Aber gerade will Yoongi nicht daran denken. Er kann sich nicht erklären, weshalb er hofft, dass Jimin eine Ausnahme ist. Vielleicht ist es die Hoffnung, dass er einen Menschen findet, der ihn emotional auf seinen Irrwegen begleitet. Aber ob Jimin dafür der Richtige ist? Nur, welche Wahl hat er sonst? Hoseok hält es nur aus dem Grund immer noch mit ihm aus, weil sie Arbeitskollegen sind. Und er ist ja nicht dumm. Er weiß, dass Streit zwischen Mitarbeitern schnell zu einem Kündigungsgrund werden kann. Hoseok hat demnach keine andere Wahl, als mit Yoongi auszukommen.
Bei Jimin ist es anders. Zumindest hofft Yoongi das. Er wird ja bald erfahren, ob er nur aus Dankbarkeit oder Schuldgefühlen wieder auf ihn zugekommen ist oder ob er wirklich an einer Freundschaft mit ihm interessiert ist.
"Warte hier", sagt er knapp, während er die Klingel der Nachbarin betätigt. Aus dem Augenwinkel sieht er, dass Jimin nickt, die Hände vor seinem Bauch zusammenführt und ein freundliches Lächeln aufsetzt.
"Ach, da bist du ja schon", begrüßt die ältere Dame ihn, ehe sie bemerkt, dass ein Stückchen hinter Yoongi ein weiterer junger Mann steht. "Oh, hast du einen Freund mitgebracht?" Ein Freund? Gute Frage. Er hat keine Ahnung, als was er Jimin bezeichnen soll und er weiß auch nicht, wieso es sie interessiert. Macht es denn einen Unterschied? Eigentlich doch nicht. Er ist hier, um seine Mutter abzuholen, ob alleine oder mit jemanden zusammen.

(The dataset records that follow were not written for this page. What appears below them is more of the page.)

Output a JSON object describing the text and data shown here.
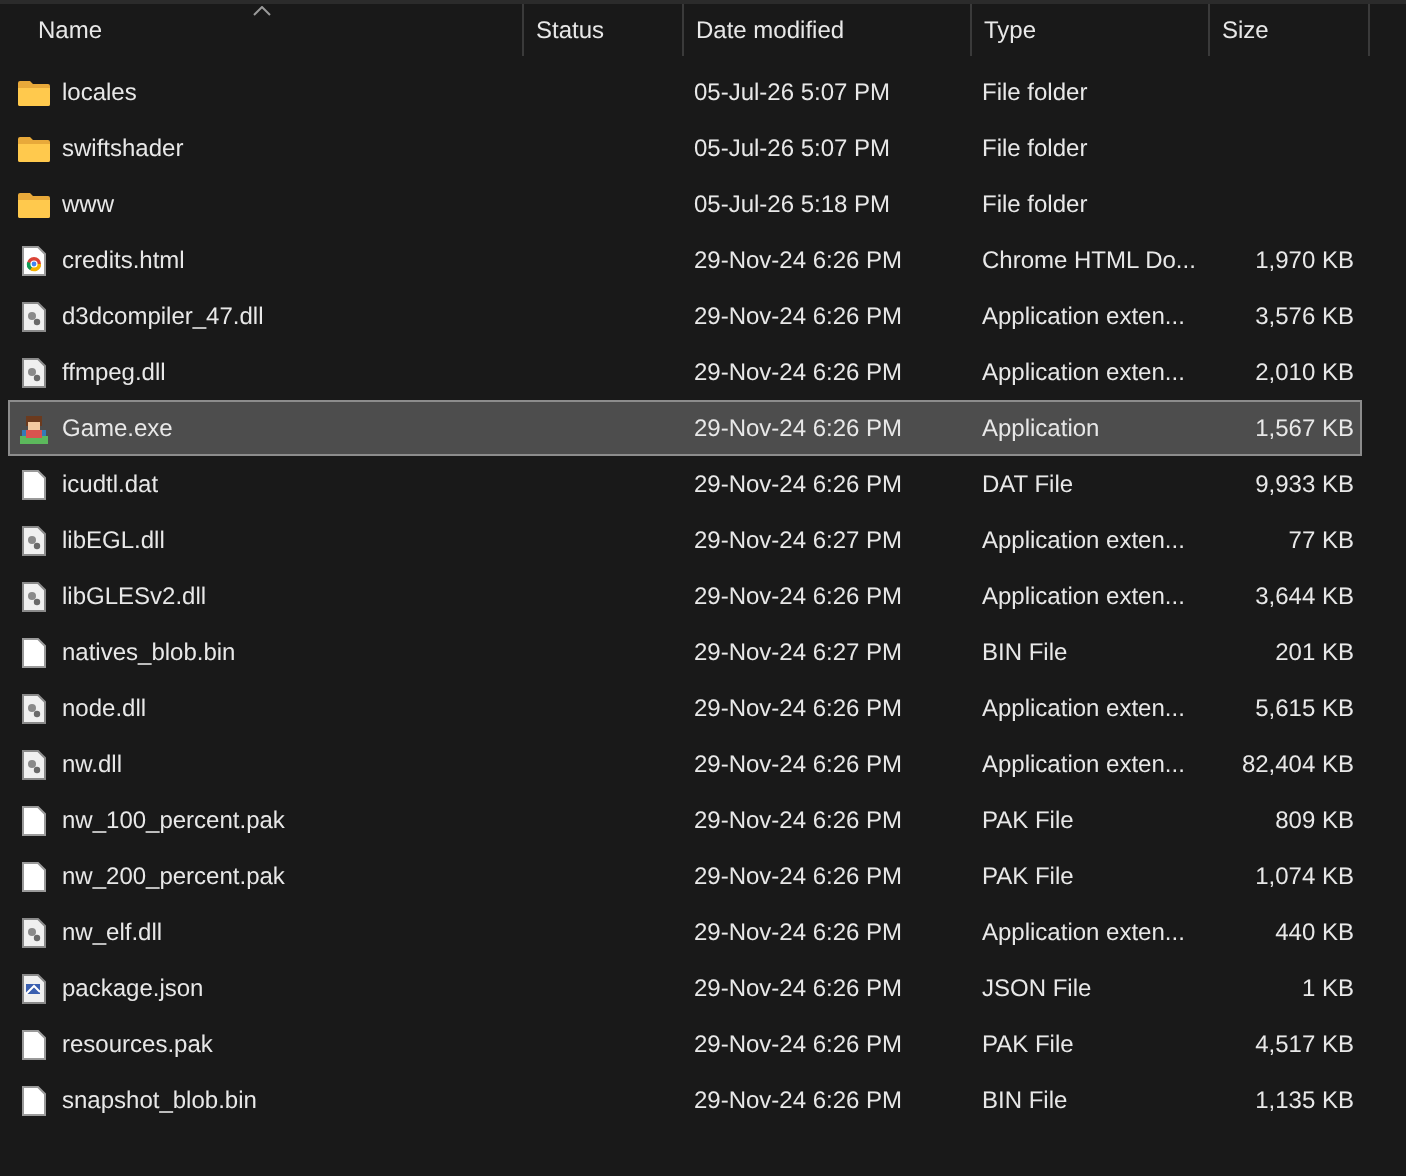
{
  "columns": [
    {
      "label": "Name",
      "sorted": true
    },
    {
      "label": "Status",
      "sorted": false
    },
    {
      "label": "Date modified",
      "sorted": false
    },
    {
      "label": "Type",
      "sorted": false
    },
    {
      "label": "Size",
      "sorted": false
    }
  ],
  "rows": [
    {
      "kind": "folder",
      "name": "locales",
      "date": "05-Jul-26 5:07 PM",
      "type": "File folder",
      "size": "",
      "selected": false
    },
    {
      "kind": "folder",
      "name": "swiftshader",
      "date": "05-Jul-26 5:07 PM",
      "type": "File folder",
      "size": "",
      "selected": false
    },
    {
      "kind": "folder",
      "name": "www",
      "date": "05-Jul-26 5:18 PM",
      "type": "File folder",
      "size": "",
      "selected": false
    },
    {
      "kind": "html",
      "name": "credits.html",
      "date": "29-Nov-24 6:26 PM",
      "type": "Chrome HTML Do...",
      "size": "1,970 KB",
      "selected": false
    },
    {
      "kind": "dll",
      "name": "d3dcompiler_47.dll",
      "date": "29-Nov-24 6:26 PM",
      "type": "Application exten...",
      "size": "3,576 KB",
      "selected": false
    },
    {
      "kind": "dll",
      "name": "ffmpeg.dll",
      "date": "29-Nov-24 6:26 PM",
      "type": "Application exten...",
      "size": "2,010 KB",
      "selected": false
    },
    {
      "kind": "app",
      "name": "Game.exe",
      "date": "29-Nov-24 6:26 PM",
      "type": "Application",
      "size": "1,567 KB",
      "selected": true
    },
    {
      "kind": "file",
      "name": "icudtl.dat",
      "date": "29-Nov-24 6:26 PM",
      "type": "DAT File",
      "size": "9,933 KB",
      "selected": false
    },
    {
      "kind": "dll",
      "name": "libEGL.dll",
      "date": "29-Nov-24 6:27 PM",
      "type": "Application exten...",
      "size": "77 KB",
      "selected": false
    },
    {
      "kind": "dll",
      "name": "libGLESv2.dll",
      "date": "29-Nov-24 6:26 PM",
      "type": "Application exten...",
      "size": "3,644 KB",
      "selected": false
    },
    {
      "kind": "file",
      "name": "natives_blob.bin",
      "date": "29-Nov-24 6:27 PM",
      "type": "BIN File",
      "size": "201 KB",
      "selected": false
    },
    {
      "kind": "dll",
      "name": "node.dll",
      "date": "29-Nov-24 6:26 PM",
      "type": "Application exten...",
      "size": "5,615 KB",
      "selected": false
    },
    {
      "kind": "dll",
      "name": "nw.dll",
      "date": "29-Nov-24 6:26 PM",
      "type": "Application exten...",
      "size": "82,404 KB",
      "selected": false
    },
    {
      "kind": "file",
      "name": "nw_100_percent.pak",
      "date": "29-Nov-24 6:26 PM",
      "type": "PAK File",
      "size": "809 KB",
      "selected": false
    },
    {
      "kind": "file",
      "name": "nw_200_percent.pak",
      "date": "29-Nov-24 6:26 PM",
      "type": "PAK File",
      "size": "1,074 KB",
      "selected": false
    },
    {
      "kind": "dll",
      "name": "nw_elf.dll",
      "date": "29-Nov-24 6:26 PM",
      "type": "Application exten...",
      "size": "440 KB",
      "selected": false
    },
    {
      "kind": "json",
      "name": "package.json",
      "date": "29-Nov-24 6:26 PM",
      "type": "JSON File",
      "size": "1 KB",
      "selected": false
    },
    {
      "kind": "file",
      "name": "resources.pak",
      "date": "29-Nov-24 6:26 PM",
      "type": "PAK File",
      "size": "4,517 KB",
      "selected": false
    },
    {
      "kind": "file",
      "name": "snapshot_blob.bin",
      "date": "29-Nov-24 6:26 PM",
      "type": "BIN File",
      "size": "1,135 KB",
      "selected": false
    }
  ]
}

"Nein", antwortet er daher monoton, "War alles okay heute?" Seine Nachbarin weiß, was er damit meint. Er stellt die Frage jeden Tag, und jedes Mal nickt sie freundlich. Auch wenn Yoongi das nicht wirklich glauben kann, akzeptiert er es stillschweigend und nimmt seine Mutter in Empfang. Sie scheint bis gerade ganz gut drauf zu sein, aber als sie Jimin entdeckt, bleibt sie irritiert stehen. Sie mustert ihn eingehend, als Jimin ein paar Schritte auf sie zugeht und sich mit einer tiefen Verbeugung vorstellt. Seine Mutter reagiert darauf nicht, betrachtet den Fremden nur. Yoongi bekommt Zweifel, ob es eine gute Idee war, ihn mitzunehmen. Es ist mühselig, sie in ihre Wohnung zu dirigieren, aber irgendwann schafft er es. Jimin folgt ihnen, ohne etwas zu sagen, dennoch verschwindet das freundliche Lächeln nicht aus seinem Gesicht.